Football World Cup 2026

The creators of Messi's bath for Lamine Yamal: "The drain today would be worth millions, but it disappeared"

Joan Monfort and Oriol Canals meet to remember the photograph everyone is talking about

Xavi Hernández Navarroand Sebastián Marín
18/07/2026
4 min

BarcelonaEvery football World Cup leaves a handful of images destined to become icons. The hand of God of Maradona, Pelé lifting the World Cup or Lionel Messi celebrating his first world title wearing a bisht, the black and gold robe that they placed on him before lifting the trophy in Qatar 2022. But if there is one photograph that has marked the preamble and a good part of the narrative of the 2026 World Cup, it is a very different one: a twenty-year-old Messi bathing a baby who, almost two decades later, has become his rival in a World Cup final. That baby was Lamine Yamal.

The photograph is the work of Joan Monfort, today a photographer freelance by the Associated Press, and was taken in 2007 for a charity calendar produced by publicist Oriol Canals.
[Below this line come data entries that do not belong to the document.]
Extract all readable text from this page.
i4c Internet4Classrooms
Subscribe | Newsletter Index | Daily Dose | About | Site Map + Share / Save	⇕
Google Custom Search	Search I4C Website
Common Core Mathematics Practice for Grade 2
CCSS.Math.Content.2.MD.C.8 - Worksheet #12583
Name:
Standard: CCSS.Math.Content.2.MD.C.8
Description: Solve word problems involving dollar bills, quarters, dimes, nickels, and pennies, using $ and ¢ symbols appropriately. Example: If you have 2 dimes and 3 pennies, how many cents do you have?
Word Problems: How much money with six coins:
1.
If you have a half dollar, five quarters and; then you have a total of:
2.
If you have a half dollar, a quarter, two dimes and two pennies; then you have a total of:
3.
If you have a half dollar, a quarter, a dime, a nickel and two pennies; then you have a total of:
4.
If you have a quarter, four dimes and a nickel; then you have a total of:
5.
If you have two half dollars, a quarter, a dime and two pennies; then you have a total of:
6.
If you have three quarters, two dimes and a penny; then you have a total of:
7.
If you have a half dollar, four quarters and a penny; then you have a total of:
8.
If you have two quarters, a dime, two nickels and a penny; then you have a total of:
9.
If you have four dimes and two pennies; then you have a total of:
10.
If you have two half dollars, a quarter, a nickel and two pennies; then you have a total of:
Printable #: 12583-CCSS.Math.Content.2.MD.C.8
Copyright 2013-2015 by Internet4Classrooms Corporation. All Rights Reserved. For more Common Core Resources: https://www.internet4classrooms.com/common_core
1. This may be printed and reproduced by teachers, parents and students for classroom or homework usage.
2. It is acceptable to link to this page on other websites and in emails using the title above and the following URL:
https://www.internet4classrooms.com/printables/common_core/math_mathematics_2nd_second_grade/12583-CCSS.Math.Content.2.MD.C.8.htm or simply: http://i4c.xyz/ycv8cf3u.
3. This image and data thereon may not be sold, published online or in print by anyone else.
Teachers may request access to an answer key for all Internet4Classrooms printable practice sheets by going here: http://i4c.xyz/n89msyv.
Both worked at the newspaper Sport. What was supposed to be another snapshot from a charity event turned into one of the most extraordinary images football has ever gifted. "This photo is crazy because it's life. I took a picture of myself when he was a baby... and today we are both competing in a World Cup. It's crazy. He's one of the best in the world and I wish him a lot of luck because his success will also be Barça's success," Messi reacted the day before the final.

Leo Messi bathing Lamine Yamal in 2007.

Almost twenty years later, Monfort and Canals talk to ARA after days of many interviews. "It's the first one we've done together," says Joan, laughing, after having granted "30, 40 or 50, I don't know," to media outlets such as the New York Times, CBS, Clarín or the BBC. Both acknowledge that it is a completely unexpected situation.

The photo came to light when Lamine Yamal's father, Mounir Nasraoui, published it on Instagram in July 2024. It coincided with the Eurocup that the Rocafonda winger was playing, still a minor, with Spain and with Messi's Copa América. Such an improbable coincidence also fueled doubts.

Faced with accusations of having been created with artificial intelligence – even jokingly hinted at by the mayor of New York, Zohran Mamdani – Monfort is categorical: "The photo exists, if they don't want to believe it, I'm not too worried." He assures that he keeps all the evidence "in a safe." Even today, the chain of coincidences surprises him: "The probability is one in 635 trillion." That both wore 19, debuted with Barça, inherited 10 and ended up meeting in a World Cup final. "It's much easier to win the lottery," he concludes.

Canals recalls that the calendar was born from an idea that mixed "Christmas, Barça players, and children." The profits were destined for Unicef. The first edition, in 2005, was made "in four or five days, three photos a day," a "real madness." Over the years, they wanted the calendar to be "a more plural representation of what Catalonia really is." With the help of Unicef and the Casal dels Infants del Raval, the participating families arrived. Among them, that of Sheila, Lamine's mother. "Within these trillions, this possibility is included," she says, laughing.

The logistics were set up in the visiting locker room of the Camp Nou after training sessions. That day it was Messi's turn, who arrived at the set after showering. "He was very tense. You could tell he had never held a boy or a baby, and when he came out in the arms of Lamine's mother, he got nervous," recalls Canals while describing the basin full of water. Almost like a blessing. "His heir," Monfort proudly proclaims.

A day before the photo, aware that it was Messi's turn to pose with a baby a few months old, the photographer had an epiphany while bathing his daughter, who was also very young at the time. "I took the same little bathtub I bathed her in, the soap, the rubber duck, and the towel. I left everything ready, and the next day we took it to the Camp Nou," he recalls. Today he admits that all that prop "would be worth millions" at auction, but "it must have disappeared in some move".

How did little Lamine Yamal end up in the arms of young Messi? "It was thanks to Unicef, who told us that that day this baby would come and that day it was Messi's turn, just as it could have been Thierry Henry or Ronaldinho's turn on another day," explains Canals. The sessions left behind anecdotes of all kinds: children who missed school or who had their picture taken "with a temperature of 39 degrees because they were incredibly excited."

A photo that changes life

Monfort takes advantage of the global impact of the image to highlight his profession. "It's a good time to claim the work of photojournalists, we have always been a bit mistreated." He argues that photographs like this one remind us that "photos have a person behind them." Although he has met Lamine Yamal again on a day he was covering a Barça training session, he has not yet met the rest of the protagonists. "It would be nice, it will all come," he says.

Has photography changed their lives? Initially, both answer no, but they quickly qualify it. "It's a beautiful miracle and it has changed my life in terms of seeing things in a beautiful way," assures Canals. Monfort adds: "It will change it for you in a very soft and very sweet way because, in the end, you leave a gift here".